Draw the Lewis structure for CH3NCO and discuss its resonance forms and reactivity.

To draw the Lewis structure for CH_3NCO, we need to follow a series of steps to ensure that we account for all the valence electrons and satisfy the octet rule for each atom where applicable. CH_3NCO is also known as methyl isocyanate, and it has a structure where a methyl group (CH_3) is attached to a nitrogen atom, which is double-bonded to a carbon atom, which in turn is double-bonded to an oxygen atom.

Here are the steps to draw the Lewis structure for CH_3NCO:

1. Count the Total Number of Valence Electrons:
- Carbon (C) has 4 valence electrons.
- Hydrogen (H) has 1 valence electron each, but there are three hydrogens, so 3 valence electrons in total.
- Nitrogen (N) has 5 valence electrons.
- Oxygen (O) has 6 valence electrons.
- Adding these together, the total number of valence electrons is $4+3+5+6=18$ valence electrons.

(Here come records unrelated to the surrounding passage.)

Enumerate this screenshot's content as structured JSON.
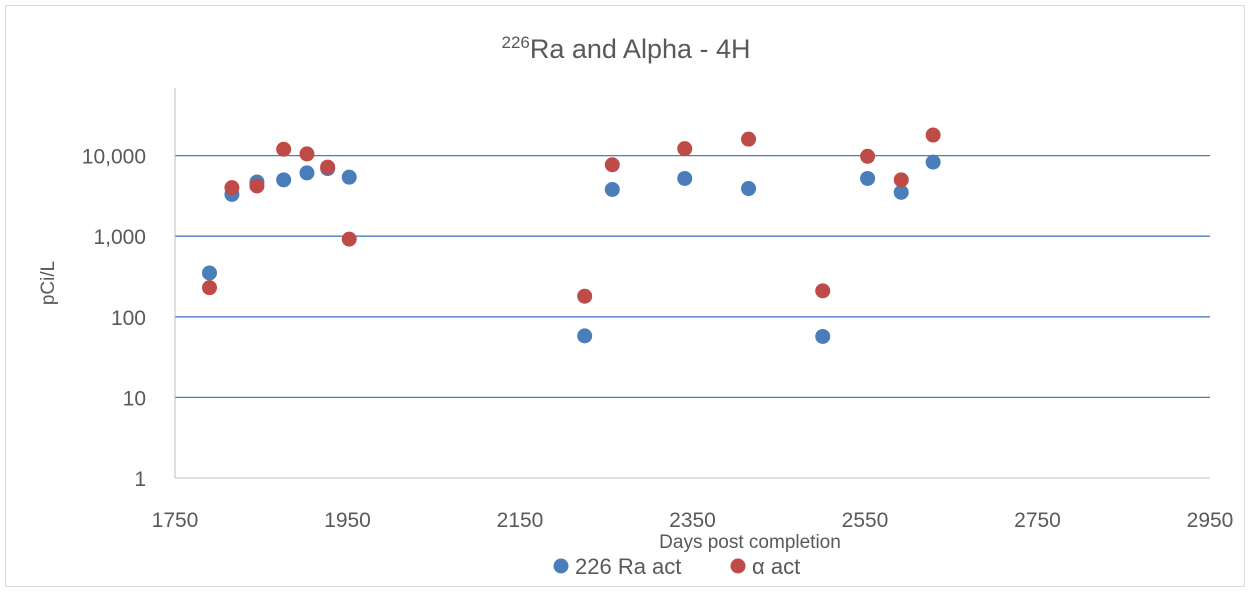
{
  "chart_data": {
    "type": "scatter",
    "title": {
      "superscript": "226",
      "main": "Ra and Alpha - 4H"
    },
    "xlabel": "Days post completion",
    "ylabel": "pCi/L",
    "xlim": [
      1750,
      2950
    ],
    "ylim": [
      1,
      100000
    ],
    "yscale": "log",
    "xticks": [
      1750,
      1950,
      2150,
      2350,
      2550,
      2750,
      2950
    ],
    "xtick_labels": [
      "1750",
      "1950",
      "2150",
      "2350",
      "2550",
      "2750",
      "2950"
    ],
    "yticks": [
      1,
      10,
      100,
      1000,
      10000
    ],
    "ytick_labels": [
      "1",
      "10",
      "100",
      "1,000",
      "10,000"
    ],
    "grid": "horizontal",
    "legend_position": "bottom",
    "series": [
      {
        "name": "226 Ra act",
        "color": "#4a7ebb",
        "points": [
          [
            1790,
            350
          ],
          [
            1816,
            3300
          ],
          [
            1845,
            4700
          ],
          [
            1876,
            5000
          ],
          [
            1903,
            6100
          ],
          [
            1927,
            6900
          ],
          [
            1952,
            5400
          ],
          [
            2225,
            58
          ],
          [
            2257,
            3800
          ],
          [
            2341,
            5200
          ],
          [
            2415,
            3900
          ],
          [
            2501,
            57
          ],
          [
            2553,
            5200
          ],
          [
            2592,
            3500
          ],
          [
            2629,
            8300
          ]
        ]
      },
      {
        "name": "α act",
        "color": "#be4b48",
        "points": [
          [
            1790,
            230
          ],
          [
            1816,
            4000
          ],
          [
            1845,
            4200
          ],
          [
            1876,
            12000
          ],
          [
            1903,
            10500
          ],
          [
            1927,
            7200
          ],
          [
            1952,
            920
          ],
          [
            2225,
            180
          ],
          [
            2257,
            7700
          ],
          [
            2341,
            12200
          ],
          [
            2415,
            16000
          ],
          [
            2501,
            210
          ],
          [
            2553,
            9800
          ],
          [
            2592,
            5000
          ],
          [
            2629,
            18000
          ]
        ]
      }
    ]
  }
}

2. Determine the Central Atom:
- Carbon is less electronegative than nitrogen and oxygen, so it will be the central atom to which the other atoms are attached.

3. Sketch the Skeleton Structure:
- Place the carbon atom in the center.
- Attach the three hydrogen atoms to the carbon atom.
- Attach the nitrogen atom to the carbon atom.
- Attach the oxygen atom to the carbon atom on the opposite side of the nitrogen.

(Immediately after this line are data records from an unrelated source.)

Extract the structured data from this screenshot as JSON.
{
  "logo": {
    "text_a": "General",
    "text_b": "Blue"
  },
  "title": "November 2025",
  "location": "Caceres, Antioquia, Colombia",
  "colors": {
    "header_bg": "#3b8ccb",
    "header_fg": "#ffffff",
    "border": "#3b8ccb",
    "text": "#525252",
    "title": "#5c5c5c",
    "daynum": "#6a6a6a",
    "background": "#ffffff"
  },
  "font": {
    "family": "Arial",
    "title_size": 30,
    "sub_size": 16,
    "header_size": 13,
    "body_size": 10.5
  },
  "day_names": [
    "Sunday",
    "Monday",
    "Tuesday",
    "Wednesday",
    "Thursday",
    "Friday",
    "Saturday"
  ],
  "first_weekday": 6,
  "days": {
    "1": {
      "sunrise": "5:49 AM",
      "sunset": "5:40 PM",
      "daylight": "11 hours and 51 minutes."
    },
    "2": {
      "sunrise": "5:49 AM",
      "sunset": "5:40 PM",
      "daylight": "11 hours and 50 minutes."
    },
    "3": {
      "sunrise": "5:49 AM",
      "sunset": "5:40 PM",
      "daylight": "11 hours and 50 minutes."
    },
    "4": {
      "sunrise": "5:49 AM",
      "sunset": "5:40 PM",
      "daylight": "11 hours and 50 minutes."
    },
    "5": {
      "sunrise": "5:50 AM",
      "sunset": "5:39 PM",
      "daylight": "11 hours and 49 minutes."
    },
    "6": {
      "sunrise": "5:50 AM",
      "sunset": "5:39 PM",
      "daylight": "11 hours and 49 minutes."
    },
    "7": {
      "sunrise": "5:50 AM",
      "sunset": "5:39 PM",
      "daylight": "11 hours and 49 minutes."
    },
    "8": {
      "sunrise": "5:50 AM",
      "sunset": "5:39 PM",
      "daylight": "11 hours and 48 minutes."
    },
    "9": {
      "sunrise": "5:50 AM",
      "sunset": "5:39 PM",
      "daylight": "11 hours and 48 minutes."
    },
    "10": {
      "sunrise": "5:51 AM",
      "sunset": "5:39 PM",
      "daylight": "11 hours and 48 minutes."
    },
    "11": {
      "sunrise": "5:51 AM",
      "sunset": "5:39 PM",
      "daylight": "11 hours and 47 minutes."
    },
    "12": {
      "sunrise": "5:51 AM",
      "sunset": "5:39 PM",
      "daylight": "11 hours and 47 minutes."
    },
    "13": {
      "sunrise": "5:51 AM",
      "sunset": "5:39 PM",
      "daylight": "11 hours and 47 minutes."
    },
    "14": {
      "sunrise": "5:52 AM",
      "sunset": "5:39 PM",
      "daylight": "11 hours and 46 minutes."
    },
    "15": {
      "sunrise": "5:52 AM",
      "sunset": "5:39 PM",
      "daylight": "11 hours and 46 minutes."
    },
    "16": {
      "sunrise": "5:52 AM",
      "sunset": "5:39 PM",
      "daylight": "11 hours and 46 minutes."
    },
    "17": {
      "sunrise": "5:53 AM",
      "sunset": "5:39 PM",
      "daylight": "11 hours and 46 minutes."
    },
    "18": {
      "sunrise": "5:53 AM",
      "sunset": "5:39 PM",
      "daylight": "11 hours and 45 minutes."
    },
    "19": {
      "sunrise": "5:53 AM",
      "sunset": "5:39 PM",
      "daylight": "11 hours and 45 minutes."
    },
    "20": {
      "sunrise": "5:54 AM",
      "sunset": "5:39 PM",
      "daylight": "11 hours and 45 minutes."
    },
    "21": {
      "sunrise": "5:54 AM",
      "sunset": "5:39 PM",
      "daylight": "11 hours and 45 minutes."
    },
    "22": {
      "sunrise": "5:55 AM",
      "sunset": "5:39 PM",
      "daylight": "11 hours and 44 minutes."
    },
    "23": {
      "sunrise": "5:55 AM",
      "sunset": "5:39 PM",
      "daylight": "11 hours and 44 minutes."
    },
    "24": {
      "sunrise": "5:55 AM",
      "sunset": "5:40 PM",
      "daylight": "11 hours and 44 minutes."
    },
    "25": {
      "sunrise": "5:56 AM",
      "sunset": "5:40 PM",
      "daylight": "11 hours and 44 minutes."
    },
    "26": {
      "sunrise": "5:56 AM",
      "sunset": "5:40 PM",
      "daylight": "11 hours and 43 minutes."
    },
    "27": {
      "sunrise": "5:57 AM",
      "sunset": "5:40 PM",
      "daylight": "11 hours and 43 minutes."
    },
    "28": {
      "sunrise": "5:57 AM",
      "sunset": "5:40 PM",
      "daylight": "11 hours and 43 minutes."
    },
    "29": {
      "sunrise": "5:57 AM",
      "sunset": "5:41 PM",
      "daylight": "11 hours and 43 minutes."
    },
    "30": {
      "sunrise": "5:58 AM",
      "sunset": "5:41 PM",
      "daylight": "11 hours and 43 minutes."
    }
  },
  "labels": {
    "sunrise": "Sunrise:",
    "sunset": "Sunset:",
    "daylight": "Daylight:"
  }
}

4. Distribute the Valence Electrons:
- Start by placing a pair of electrons between each bonded atom to represent a chemical bond.
- Each hydrogen atom needs only 2 electrons to be stable, so after forming single bonds with carbon, no more electrons are placed around hydrogen.
- Carbon now has 3 single bonds, using 6 of its 4 valence electrons, leaving it with 2 electrons, which will form a double bond with either nitrogen or oxygen.
- Nitrogen has 5 valence electrons and needs 8 for a full octet, so it will form a double bond with carbon.
- Oxygen has 6 valence electrons and also needs 8 for a full octet, so it will form a double bond with carbon.

5. Complete the Octets:
- Place the remaining electrons around the nitrogen and oxygen to complete their octets.

6. Check the Formal Charges:
- Calculate the formal charge for each atom to ensure the most stable structure.
- The formal charge is calculated using the formula: $\text{Formal Charge}=\text{Valence Electrons}-\text{Non-bonding Electrons}-\frac{1}{2}\times \text{Bonding Electrons}$

7. Draw Resonance Forms if Applicable:
- Since both nitrogen and oxygen can form double bonds with carbon, there are resonance structures where the double bond can be between carbon and nitrogen or carbon and oxygen.

The Lewis structure for CH_3NCO with the lowest formal charges and the most common resonance form is:

```
H
|
H-C-N=C=O
|
H
```

In this structure, the carbon atom is double-bonded to the oxygen atom and the nitrogen atom, forming a linear arrangement around the carbon atom. The nitrogen atom has a lone pair of electrons, and the oxygen atom has two lone pairs of electrons.

Resonance forms for CH_3NCO involve shifting the pi (π) electrons between the nitrogen and carbon atoms and between the carbon and oxygen atoms. However, the resonance form shown above is the most stable due to the electronegativity of oxygen, which makes it more favorable for oxygen to have a double bond with carbon than nitrogen.

Reactivity of CH_3NCO is influenced by the presence of the isocyanate group (NCO). The carbon in the isocyanate group is electrophilic, meaning it is susceptible to attack by nucleophiles. This reactivity can lead to various chemical reactions, such as nucleophilic addition or substitution, which are important in the synthesis of urethanes and other organic compounds.